The case of United States v. Darby Lumber Company deals heavily with The Fair Labor Standards Act of 1938 (FLSA). The FLSA set a requirement for a minimum wage and maximum hours for people who are employed in the production of goods for interstate commerce. The FLSA imposed criminal penalties, such as fines or imprisonment, for anyone who violates the act and for shipping any goods that were produced in connection with any type of violation.

Darby Lumber Company was a manufacturer of interstate commerce goods and Mr. Darby was charged with violating the FLSA because the company failed to comply with the minimum wage and maximum hour requirements for their employees while continuing production. Mr. Darby, whom believed the FLSA was unconstitutional, was arrested and demurred to the charges. The district court dismissed Mr.
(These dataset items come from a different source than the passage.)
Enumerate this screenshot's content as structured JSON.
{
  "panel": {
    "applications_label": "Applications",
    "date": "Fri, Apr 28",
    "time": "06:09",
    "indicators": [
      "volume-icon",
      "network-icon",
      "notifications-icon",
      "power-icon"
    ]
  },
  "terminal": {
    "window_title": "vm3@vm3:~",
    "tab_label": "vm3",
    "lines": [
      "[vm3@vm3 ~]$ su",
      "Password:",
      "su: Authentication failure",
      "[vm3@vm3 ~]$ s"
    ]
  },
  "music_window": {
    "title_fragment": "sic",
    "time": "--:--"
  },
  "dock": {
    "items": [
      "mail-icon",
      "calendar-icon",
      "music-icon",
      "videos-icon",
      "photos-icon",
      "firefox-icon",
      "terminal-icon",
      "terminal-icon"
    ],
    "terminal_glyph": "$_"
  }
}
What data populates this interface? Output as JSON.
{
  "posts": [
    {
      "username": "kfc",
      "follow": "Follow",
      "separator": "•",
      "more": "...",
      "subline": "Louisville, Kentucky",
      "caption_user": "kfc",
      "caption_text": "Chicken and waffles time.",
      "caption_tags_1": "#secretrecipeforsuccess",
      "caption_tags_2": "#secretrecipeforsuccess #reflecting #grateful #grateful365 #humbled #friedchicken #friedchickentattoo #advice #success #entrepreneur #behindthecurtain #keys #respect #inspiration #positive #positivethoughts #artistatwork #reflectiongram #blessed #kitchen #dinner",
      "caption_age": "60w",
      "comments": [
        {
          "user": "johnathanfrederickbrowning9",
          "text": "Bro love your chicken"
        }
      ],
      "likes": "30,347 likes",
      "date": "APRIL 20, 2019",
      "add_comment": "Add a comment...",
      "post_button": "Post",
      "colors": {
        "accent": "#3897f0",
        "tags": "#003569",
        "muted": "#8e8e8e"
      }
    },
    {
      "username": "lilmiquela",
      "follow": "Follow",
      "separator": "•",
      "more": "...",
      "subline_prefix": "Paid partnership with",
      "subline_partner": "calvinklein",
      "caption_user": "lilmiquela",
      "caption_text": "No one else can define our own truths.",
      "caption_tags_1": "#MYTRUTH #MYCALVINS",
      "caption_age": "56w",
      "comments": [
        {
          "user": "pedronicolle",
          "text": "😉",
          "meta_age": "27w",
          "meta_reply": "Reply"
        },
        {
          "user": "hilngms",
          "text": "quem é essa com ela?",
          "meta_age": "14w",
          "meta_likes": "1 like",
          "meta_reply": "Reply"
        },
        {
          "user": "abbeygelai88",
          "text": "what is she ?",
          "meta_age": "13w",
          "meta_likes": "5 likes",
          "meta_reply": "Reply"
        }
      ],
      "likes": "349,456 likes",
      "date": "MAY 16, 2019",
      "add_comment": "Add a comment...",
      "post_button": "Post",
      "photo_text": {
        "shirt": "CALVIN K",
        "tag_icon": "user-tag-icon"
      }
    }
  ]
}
Darby’s charges and held that Congress was overstepping their authority under the Commerce Clause because Congress was attempting to regulate manufacturing activity happening within a state. The Supreme Court chose to hear the case on direct appeal. There were two Constitutional issues connected to this case: 1. Does Congress have the power to establish and enforce labor standards by prescribing criminal fines and penalties upon corporations who do not comply? 2. Does Congress have the power to do this by exercising the Commerce Clause?

The appellate court reversed the lower court’s decision and affirmed the constitutional power of Congress to regulate any activities that may have a substantial effect on interstate commerce. The Supreme Court held yes on both Constitutional issues and said that the Fair Labor Standards Act is constitutional because it provides labor standards across the states and because it falls within the power of the federal government to regulate interstate commerce. Justice Harlan Stone delivered the unanimous opinion and said that the Court no longer found it useful to have a distinction between manufacturing goods and engaging in interstate commerce, because most of the companies produce their goods without considering where they will travel. This Supreme Court holding overruled the decision of an important precedent case, Hammer v. Dagenhart.